Приблизительно так же реагировали и наши потенциальные работодатели, видя наши заявления о трудоустройстве, только без особой радости.
Адрес 115 Милл-стрит знаменит во всем Массачусетсе. Устроиться на работу, снять квартиру, получить водительские права – все это было проблематично. В анкете на получение водительских прав даже был пункт «Проходили ли вы курс лечения в психиатрической клинике?» Нет, что вы, я просто так люблю Бельмонт, что решила переехать на Милл-стрит, в дом 115.
– Вы живете на Милл-стрит, 115? – спросил меня невысокий человек, владелец галантерейной лавки на Гарвард-сквер, куда я пыталась устроиться на работу.
– Угу.
– И долго вы там живете?
– Ну, так, – махнула я рукой в сторону прошлого.
– Я так понимаю, все это время вы не работали?
Он откинулся на спинку кресла с самодовольным видом.
– Нет, – ответила я. – Мне нужно было кое-что обдумать.
На работу меня не взяли.
Когда я уже уходила, наши взгляды на мгновение встретились. В его взгляде было столько бесстыдства, что я аж поежилась.
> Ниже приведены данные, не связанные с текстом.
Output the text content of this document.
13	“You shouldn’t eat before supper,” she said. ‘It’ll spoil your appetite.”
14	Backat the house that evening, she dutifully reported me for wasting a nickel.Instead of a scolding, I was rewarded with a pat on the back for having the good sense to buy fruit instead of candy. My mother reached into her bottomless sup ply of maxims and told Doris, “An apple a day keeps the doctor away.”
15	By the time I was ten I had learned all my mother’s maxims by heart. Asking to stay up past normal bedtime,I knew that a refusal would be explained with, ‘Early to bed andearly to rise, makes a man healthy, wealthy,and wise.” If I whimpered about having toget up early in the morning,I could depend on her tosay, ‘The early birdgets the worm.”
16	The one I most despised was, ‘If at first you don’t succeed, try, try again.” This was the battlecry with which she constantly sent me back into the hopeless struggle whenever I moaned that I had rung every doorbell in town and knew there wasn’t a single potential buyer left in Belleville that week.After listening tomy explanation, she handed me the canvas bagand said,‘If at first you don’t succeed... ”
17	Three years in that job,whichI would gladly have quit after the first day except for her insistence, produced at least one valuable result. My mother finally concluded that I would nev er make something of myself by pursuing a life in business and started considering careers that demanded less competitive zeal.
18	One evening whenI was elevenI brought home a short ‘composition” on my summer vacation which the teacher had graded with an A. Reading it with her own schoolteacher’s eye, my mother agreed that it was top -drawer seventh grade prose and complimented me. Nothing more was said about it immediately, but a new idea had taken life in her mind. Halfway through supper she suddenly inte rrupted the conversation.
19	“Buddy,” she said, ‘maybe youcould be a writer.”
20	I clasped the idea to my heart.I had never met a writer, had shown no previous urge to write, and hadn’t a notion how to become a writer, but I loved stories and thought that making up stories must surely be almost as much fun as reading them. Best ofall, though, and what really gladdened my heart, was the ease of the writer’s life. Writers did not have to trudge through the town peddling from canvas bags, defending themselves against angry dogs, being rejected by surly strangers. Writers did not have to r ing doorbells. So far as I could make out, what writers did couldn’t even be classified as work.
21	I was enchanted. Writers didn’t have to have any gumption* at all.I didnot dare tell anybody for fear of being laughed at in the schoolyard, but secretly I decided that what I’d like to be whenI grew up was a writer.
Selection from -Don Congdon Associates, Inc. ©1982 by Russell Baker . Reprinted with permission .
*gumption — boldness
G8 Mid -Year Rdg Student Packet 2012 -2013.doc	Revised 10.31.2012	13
Знаю, что ты за штучка, говорили его глаза.
Кем же мы были, если нас так быстро и так прицельно можно было распознать?
Наверное, нам было лучше, чем до больницы. Как минимум мы стали старше и сознательнее. Многие из нас только и делали, что годами кричали и устраивали беспорядки, и теперь были готовы заняться чем-нибудь другим. Мы все научились ценить свободу, мы были готовы сделать все, лишь бы заполучить ее и больше не терять.
Вопрос был только один: что мы могли?
Могли ли мы просыпаться каждое утро, принимать душ, одеваться и идти на работу? Могли ли мыслить как обычные люди? Могли ли промолчать, когда нам в голову приходят странные мысли?
Одни могли, другие не могли. Но для внешнего мира клеймо было на нас всех.